- Directed by: Bennett Rathnayake
- Written by: Bennett Rathnayake; Chulabhaya Shantha Kumara Herath;
- Produced by: Bennett Rathnayake
- Starring: Bimal Jayakody; Udari Warnakulasooriya; Kumara Thirimadura; Sangeetha Weeraratne; Lucky Dias;
- Cinematography: Dhanushka Gunathilake
- Edited by: Ajith Ramanayake
- Music by: Malinda Thennakoon
- Release date: 22 December 2021;
- Running time: 128 minutes
- Country: Sri Lanka
- Language: Sinhala

= Kawuruth Danne Na =

Kawuruth Danne Na (lit. 'Nobody Knows'; කවුරුවත් දන්නේ නෑ) is a 2021 Sri Lankan Sinhalese-language political thriller film directed by Bennett Rathnayake and co-produced by director himself with Samanmalee Hewamanna for Benn Films. It stars Bimal Jayakody and Udari Warnakulasooriya in lead roles along with Kumara Thirimadura, Sangeetha Weeraratne and Lucky Dias made supportive roles. The film deals with corrupt and unfair rules and laws in several government officials, where a 17 years old poor schoolgirl goes to the probation prison for stealing 8 nuts of coconut, but nothing happened for corrupted officials, businessmen and drug lords.

==Cast==
- Bimal Jayakody as Inspector Wikrama Lokubandara
- Sangeetha Weeraratne as Theja Madugalle
- Udari Warnakulasooriya as Jānu, Wickrama's wife
- Lucky Dias as Rohan gunawardena, Sub Inspector of Police
- Kumara Thirimadura as Council member
- Buddhika Jayaratne as Roy
- Gihan Fernando as Minister Rathnasurendra
- Buddhadasa Vithanarachchi as Lawyer Warnakulasuriya
- Duleeka Marapana as Probation officer
- Udara Rathnayake as Inspector Saman
- Darshan Dharmaraj as Jayādevan, minister's ally
- Isuru Lokuhettiarachchi as Lucky
- Jayani Senanayake as Anula, Sudheera's mother
- Nethalie Nanayakkara as Sudheera's granny
- Ann Nimeshika as Sudheerā
- Ajith Lokuge as Watchman
- Teena Shanell as Teena, Lucky's girlfriend
- Adam Adamally as Lawrence
- Uditha Gunaratna
- Lasantha Fancis as Minister's henchman
- Dinusha Rajapathirana as TV reporter
- Ferni Roshani
- Crystal Imera as Nilāni
- Aruni Me
- Malkanthi Jayasinghe as School Principal
- Sathya Ratnayake
- Dinusha Rajapathirana as News reporter

==Production==
This is the fifth cinematic direction by Bennett Rathnayake.

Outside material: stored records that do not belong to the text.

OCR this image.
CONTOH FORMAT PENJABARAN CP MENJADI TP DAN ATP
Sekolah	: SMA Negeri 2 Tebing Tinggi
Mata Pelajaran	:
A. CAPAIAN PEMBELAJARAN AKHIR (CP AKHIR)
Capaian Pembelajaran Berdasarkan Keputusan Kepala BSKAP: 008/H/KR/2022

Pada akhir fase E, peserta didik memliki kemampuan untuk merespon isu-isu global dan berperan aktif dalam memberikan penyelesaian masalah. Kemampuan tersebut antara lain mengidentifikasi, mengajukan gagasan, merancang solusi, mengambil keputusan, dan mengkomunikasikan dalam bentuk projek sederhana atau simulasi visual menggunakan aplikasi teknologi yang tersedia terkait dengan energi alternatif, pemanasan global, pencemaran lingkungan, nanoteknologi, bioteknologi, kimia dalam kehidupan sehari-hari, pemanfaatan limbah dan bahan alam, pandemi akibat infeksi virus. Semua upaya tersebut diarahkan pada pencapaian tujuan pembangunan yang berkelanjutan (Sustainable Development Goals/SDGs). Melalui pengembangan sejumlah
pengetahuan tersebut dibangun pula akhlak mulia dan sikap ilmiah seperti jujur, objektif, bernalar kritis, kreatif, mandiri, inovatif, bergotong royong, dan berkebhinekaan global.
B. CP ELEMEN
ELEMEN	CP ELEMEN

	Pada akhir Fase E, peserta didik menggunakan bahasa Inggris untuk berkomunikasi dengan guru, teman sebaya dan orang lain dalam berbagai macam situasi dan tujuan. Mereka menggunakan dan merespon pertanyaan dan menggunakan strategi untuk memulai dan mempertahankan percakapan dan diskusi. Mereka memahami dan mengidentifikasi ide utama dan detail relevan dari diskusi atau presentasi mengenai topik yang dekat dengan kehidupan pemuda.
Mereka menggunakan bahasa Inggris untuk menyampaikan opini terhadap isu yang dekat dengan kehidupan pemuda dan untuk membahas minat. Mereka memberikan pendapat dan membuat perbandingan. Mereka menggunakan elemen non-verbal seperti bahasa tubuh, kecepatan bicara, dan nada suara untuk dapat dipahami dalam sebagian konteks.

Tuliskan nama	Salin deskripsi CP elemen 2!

Danushka Goonetileke is the cinematographer. Prasanna Itthapana joins in the support direction whereas Sujiwa Gunaratne is the artistic director. Ashoka Ariyaratne contributes to the production management. Kumara Karawdeniya is a fashion designer and Priyantha Dissanayake joins the casting. Music composed by Milinda Tennakoon and sound design by Priyantha Kaluarachchi. Lyrics of the film songs done by Dr. Sunil Ariyaratne and background vocals by Dr. Nanda Malini. The film is edited by Ajith Ramanayake and Visual effects done by Chathara Weeraman and color combination by Dinidu Jagoda.

==Release==
The trailer of the film was released on 27 January 2021 through YouTube. The premiere took place on January 31, 2021, in Melbourne, Australia. The film was released in Sri Lanka on 22 December 2021. Before that, the film was successfully screened in Australia and New Zealand. It is the first Sinhala film to receive a continuous multiple show Sunday screening slots in Australian theatres in Melbourne, Adelaide and Sydney as well as received housefull audience.